On the face of it, you might be forgiven for being gloomy about the zloty. But despite all the bad news, a case can be made for being bullish on the currency. Poland was the only eastern member of the European Union to escape a recession since the start of the credit crisis. Its relatively large internal market, stimulated by tax cuts, helped offset a decline in demand from overseas, while a depreciating Polish zloty earlier this year cushioned the fall in exports.
Poland’s success, especially when compared to the state of its beleaguered Baltic neighbours, ought therefore to be attracting investors from far and wide to the once communist state, and support the Polish zloty.
Furthermore, the currencies of both Hungary and the Czech Republic have outperformed the zloty against the euro over the past couple of months. The three currencies are considered to be similar in many respects – they are the three eastern European currencies which have made most strides towards liberalisation and privatisation and when one goes, the others usually follow. This all suggests that the Polish zloty has further to rise and it can be expected to come in line with its peers.
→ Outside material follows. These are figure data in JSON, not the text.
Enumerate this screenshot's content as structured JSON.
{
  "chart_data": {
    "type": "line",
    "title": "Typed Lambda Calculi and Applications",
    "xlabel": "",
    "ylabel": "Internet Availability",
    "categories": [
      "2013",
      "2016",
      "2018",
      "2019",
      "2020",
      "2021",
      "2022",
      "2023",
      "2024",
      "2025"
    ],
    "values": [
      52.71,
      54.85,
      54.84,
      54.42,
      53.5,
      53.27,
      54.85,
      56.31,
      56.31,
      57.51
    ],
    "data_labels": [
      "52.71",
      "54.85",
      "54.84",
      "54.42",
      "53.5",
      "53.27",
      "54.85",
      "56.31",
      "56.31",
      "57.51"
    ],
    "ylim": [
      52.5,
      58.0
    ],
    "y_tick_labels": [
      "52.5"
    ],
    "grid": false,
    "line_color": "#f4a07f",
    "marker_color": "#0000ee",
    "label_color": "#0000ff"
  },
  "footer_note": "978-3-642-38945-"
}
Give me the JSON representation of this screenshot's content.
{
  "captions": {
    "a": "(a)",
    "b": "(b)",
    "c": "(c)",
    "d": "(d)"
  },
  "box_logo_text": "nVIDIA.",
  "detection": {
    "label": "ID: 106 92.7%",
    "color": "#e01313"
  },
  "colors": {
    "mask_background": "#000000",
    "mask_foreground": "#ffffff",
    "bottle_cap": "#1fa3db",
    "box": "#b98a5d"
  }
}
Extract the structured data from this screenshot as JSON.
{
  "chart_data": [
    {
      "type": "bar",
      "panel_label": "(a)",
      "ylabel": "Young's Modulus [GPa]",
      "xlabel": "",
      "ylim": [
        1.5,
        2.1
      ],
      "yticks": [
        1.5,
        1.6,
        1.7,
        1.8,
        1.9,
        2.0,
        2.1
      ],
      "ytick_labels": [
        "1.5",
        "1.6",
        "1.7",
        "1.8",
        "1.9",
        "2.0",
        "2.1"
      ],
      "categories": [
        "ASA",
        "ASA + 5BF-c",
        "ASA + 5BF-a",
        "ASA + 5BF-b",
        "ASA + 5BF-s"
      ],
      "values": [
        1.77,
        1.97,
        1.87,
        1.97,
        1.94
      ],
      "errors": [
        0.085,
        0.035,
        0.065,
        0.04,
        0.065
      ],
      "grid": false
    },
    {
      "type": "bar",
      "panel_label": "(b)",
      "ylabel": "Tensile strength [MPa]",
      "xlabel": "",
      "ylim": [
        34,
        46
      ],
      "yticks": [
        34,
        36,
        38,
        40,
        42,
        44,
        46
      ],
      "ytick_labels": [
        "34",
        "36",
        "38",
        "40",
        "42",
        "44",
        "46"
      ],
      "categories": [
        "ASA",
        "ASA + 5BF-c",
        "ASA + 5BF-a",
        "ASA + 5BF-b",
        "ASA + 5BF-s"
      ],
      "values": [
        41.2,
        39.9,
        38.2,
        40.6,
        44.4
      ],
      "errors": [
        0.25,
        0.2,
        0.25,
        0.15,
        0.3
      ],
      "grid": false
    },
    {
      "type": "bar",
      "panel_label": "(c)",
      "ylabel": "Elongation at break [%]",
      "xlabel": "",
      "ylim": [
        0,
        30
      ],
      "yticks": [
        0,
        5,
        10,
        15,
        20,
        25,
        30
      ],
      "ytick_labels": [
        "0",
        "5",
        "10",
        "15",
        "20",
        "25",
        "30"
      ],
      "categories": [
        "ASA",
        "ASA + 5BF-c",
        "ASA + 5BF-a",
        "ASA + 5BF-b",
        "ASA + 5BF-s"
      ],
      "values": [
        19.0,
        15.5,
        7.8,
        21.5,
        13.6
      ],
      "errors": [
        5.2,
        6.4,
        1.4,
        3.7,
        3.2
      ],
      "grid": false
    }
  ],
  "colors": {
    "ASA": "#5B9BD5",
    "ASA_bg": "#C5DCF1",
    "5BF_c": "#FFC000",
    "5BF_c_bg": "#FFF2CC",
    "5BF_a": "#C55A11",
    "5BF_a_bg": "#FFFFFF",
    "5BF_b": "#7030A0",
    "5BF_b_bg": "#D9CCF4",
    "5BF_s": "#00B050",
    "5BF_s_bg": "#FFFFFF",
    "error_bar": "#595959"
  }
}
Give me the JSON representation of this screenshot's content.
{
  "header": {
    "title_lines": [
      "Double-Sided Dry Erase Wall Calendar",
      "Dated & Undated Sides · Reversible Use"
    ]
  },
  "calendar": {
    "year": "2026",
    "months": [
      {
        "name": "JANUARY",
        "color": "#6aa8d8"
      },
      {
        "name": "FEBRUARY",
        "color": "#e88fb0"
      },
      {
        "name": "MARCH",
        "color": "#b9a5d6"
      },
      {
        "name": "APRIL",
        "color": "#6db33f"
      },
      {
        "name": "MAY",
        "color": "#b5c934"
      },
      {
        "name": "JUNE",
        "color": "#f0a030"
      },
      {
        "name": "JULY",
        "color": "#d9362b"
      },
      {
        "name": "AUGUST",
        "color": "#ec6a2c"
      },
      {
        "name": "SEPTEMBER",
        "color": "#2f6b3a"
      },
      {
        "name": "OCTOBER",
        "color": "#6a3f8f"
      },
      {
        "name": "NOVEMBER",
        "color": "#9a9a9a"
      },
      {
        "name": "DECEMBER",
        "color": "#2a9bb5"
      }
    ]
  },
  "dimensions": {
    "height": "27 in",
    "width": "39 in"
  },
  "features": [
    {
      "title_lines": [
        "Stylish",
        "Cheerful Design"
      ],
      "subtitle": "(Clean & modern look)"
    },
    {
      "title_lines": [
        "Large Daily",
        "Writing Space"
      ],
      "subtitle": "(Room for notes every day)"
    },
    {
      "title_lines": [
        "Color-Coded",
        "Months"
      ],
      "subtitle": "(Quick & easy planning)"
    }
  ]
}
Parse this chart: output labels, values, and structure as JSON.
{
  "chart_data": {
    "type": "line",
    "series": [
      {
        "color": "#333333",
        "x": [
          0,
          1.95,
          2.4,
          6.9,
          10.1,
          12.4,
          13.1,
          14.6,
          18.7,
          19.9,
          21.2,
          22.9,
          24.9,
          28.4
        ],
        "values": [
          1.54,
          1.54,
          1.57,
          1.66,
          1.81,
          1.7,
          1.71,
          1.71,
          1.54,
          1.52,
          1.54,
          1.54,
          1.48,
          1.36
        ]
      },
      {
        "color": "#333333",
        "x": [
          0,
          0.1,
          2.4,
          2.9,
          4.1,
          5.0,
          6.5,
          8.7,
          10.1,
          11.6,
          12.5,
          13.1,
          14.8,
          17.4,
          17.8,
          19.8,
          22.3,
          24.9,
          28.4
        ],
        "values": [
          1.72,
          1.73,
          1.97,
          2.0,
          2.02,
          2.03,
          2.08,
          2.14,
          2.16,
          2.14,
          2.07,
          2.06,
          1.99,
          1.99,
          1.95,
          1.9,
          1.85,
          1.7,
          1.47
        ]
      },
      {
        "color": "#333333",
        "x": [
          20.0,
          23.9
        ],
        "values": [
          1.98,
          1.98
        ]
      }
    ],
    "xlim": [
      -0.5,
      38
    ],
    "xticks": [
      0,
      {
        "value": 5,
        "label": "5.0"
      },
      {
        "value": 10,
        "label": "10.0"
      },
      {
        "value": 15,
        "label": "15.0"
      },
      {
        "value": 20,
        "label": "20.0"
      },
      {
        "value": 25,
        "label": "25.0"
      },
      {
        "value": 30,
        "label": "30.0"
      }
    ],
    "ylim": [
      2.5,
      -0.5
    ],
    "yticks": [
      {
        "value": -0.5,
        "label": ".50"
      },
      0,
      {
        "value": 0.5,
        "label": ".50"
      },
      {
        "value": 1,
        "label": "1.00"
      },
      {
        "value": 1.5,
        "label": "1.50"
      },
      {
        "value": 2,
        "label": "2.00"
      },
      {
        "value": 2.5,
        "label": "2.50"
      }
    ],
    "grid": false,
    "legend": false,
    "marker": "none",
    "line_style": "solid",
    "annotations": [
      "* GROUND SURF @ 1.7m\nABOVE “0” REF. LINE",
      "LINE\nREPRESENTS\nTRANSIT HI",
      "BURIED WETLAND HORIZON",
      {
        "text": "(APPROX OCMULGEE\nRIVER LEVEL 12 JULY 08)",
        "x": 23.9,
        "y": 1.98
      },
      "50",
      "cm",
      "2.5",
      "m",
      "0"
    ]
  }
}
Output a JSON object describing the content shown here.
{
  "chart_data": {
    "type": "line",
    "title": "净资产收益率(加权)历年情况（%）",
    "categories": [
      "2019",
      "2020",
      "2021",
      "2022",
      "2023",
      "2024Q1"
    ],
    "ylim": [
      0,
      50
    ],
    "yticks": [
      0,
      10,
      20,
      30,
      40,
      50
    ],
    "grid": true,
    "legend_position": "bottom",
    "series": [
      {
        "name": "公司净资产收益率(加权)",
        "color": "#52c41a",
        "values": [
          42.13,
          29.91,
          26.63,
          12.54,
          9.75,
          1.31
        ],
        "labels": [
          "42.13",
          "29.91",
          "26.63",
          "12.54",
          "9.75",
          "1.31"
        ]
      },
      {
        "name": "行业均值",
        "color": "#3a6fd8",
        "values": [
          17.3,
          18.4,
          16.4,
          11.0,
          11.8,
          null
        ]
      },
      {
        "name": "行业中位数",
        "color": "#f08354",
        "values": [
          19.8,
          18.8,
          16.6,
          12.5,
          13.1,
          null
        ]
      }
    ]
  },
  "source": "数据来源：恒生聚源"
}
Also supporting a rise in the zloty is a favourable medium-term outlook for the Polish economy. The European Commission now expects it to grow by 1 per cent in 2009, having previously forecast just 0.8 per cent.
S&P analyst Kai Stukenbrock is also optimistic. He wrote in a note earlier this week that Poland’s economic prospects have improved and the country’s “benign” fiscal outlook will help to reduce the budget deficit in 2011. In an upbeat assessment, he said: “In terms of how well the Poles have weathered the crisis, they can probably afford to boast.”
LOOKING ROSY
Nobody is going to start saying that Poland’s current account is looking rosy, but its 1.1 per cent GDP growth in the second quarter is frankly far better than what most Western European countries have experienced, inflation is expected to remain stable and the central bank has likely finished cutting interest rates to stimulate the economy.
And these stimulus measures have had an effect. The country’s domestic sector, which makes up more than two thirds of total output, has been supported by government stimulus measures and has protected the economy from a global decline in trade.
Although S&P is still relatively concerned about the impact of a rise in foreign currency lending on the Polish banking sector, it affirmed its A- ranking on Poland’s long-term foreign-currency debt in August, the fourth-lowest investment grade, and maintained its stable outlook.
With little chance of a ratings downgrade in the near future, investors should not be too worried about the Polish zloty going forward and should expect the central and east European countries to move back into line with its neighbours, the zloty rising as the forint and Czech crown dip slightly.
Continued strength in domestic demand should also offset any impact of falling trade until overseas demand starts to pick back up and businesses start feeling confident enough in the global economy to start investing again. The zloty is maybe not as dodgy as it seems at first glance.